= Night Walk (novel) =

1967 book by Bob Shaw

First edition (publ. Banner)
Cover art by Frank Frazetta

Night Walk is a science fiction novel by Bob Shaw, first published in 1967. It was his first novel.

==Plot==
Emm Luther is a planet ruled by a single, worldwide theocracy. It is evenly populated, and a couple of railroads run up and down the coasts of the largest continent. Earth sends secret agent Sam Tallon to Emm Luther to infiltrate the theocracy and extract the coordinates of the "null-space" (hyperspace) jump points of a newly discovered colonizable world, a closely guarded secret.

When the religious secret police discover that he has false credentials and has entered their world under false pretenses, a frantic chase and flight ensues. He is captured in his hotel room. A high-ranking officer named Cherkassky tries to render Tallon harmless by erasing his memory of the jump data, using a device called a "brain brush". He thinks that he has succeeded, but Tallon is equipped with a gadget that can sequester certain memories. Cherkassky enjoys tormenting people, and he is known for destroying most of the memories of prisoners who annoy him. He begins by erasing Tallon's memory of a loved one; the sense of loss enrages Tallon, and he attacks Cherkassky in a bid for escape. He is blinded when Cherkassky shoots him in the face with a dart gun, destroying his eyes. He is taken to a secret prison complex in the southernmost tip of the most distant continent to convalesce. While he is there, he enlists the aid of the scientific elite among the other political prisoners there, and together they design a pair of electronic "sonar" eyes. The headgear delivers different tones to distinguish various objects. Later, they make another breakthrough: they make a device that can sense and interpret the nerve signals of the eyes of nearby living things. Tallon can now see, but only through others' eyes. After they develop and test this device, Tallon and his partner Winfield try to break out, but Winfield is shot during the attempt. Tallon must flee alone, depending on encountering local animal life in order to see.

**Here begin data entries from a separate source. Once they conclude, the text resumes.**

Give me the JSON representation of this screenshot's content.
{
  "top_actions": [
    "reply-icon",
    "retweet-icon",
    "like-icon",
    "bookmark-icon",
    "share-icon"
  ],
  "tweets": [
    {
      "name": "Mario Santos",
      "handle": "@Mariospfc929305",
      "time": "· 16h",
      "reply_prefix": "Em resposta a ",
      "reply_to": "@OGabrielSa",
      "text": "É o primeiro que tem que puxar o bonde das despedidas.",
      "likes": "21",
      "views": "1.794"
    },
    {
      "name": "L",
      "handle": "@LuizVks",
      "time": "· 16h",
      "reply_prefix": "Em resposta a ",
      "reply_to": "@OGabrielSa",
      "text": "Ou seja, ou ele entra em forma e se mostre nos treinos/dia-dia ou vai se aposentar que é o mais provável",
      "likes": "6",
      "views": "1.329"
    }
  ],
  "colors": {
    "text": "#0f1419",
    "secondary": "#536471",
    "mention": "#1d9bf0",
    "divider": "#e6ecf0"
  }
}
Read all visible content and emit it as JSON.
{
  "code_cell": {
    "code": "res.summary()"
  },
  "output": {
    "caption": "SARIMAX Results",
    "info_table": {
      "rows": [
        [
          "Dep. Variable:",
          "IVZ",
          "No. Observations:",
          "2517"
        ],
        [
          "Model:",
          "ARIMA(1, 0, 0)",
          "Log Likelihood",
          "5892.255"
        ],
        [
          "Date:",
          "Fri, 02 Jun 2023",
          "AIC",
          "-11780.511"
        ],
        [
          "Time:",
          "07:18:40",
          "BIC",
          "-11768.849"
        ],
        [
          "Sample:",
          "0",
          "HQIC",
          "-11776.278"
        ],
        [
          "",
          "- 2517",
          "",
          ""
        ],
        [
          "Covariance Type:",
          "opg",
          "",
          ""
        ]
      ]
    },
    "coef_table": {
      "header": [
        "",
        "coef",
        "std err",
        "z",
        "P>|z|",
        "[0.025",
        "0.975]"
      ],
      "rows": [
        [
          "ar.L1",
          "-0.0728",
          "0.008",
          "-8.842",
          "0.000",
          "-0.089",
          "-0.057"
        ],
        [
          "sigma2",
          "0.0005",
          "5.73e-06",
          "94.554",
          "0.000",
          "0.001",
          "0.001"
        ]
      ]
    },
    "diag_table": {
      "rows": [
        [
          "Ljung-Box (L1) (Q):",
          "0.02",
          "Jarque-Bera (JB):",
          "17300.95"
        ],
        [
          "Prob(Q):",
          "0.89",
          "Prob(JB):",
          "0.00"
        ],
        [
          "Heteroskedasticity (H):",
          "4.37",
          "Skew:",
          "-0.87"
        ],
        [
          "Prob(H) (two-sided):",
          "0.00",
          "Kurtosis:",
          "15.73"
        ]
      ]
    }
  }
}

Tallon escapes and travels across the continent, reaching his secret contact after much difficulty, and with the help of his love interest Helen Juste. When he has a chance to escape the planet, though, he is delayed by trying to bring his lover with him. Later, when he does try to depart, he finds that his ship is filled with police. Battle ensues, and he seems to be the sole survivor. He boards the ship and starts a null-space jump to a random point in the universe. Now blind since there isn't anyone in the ship, he must somehow master the intricacies of the "jump stick," a form of jump drive via portals to null-space (a hyperspace parallel universe, through which FTL space travel is achieved). However, further trouble arrives in the form of Cherkassky, who also survived the battle for the ship. They fight, and Cherkassky is killed.
Tallon finds a mouse to function as his eyes. He solves the mathematical problems concerning null-space travel by discovering that he can also see through the eyes of people in other ships traversing various routes through null-space. He gains knowledge of the structure of null-space (a Kummer surface) that space travelers will find invaluable. He eventually reaches home with his enemy (and some loved ones) dead, but his new knowledge helps bring about greater peace.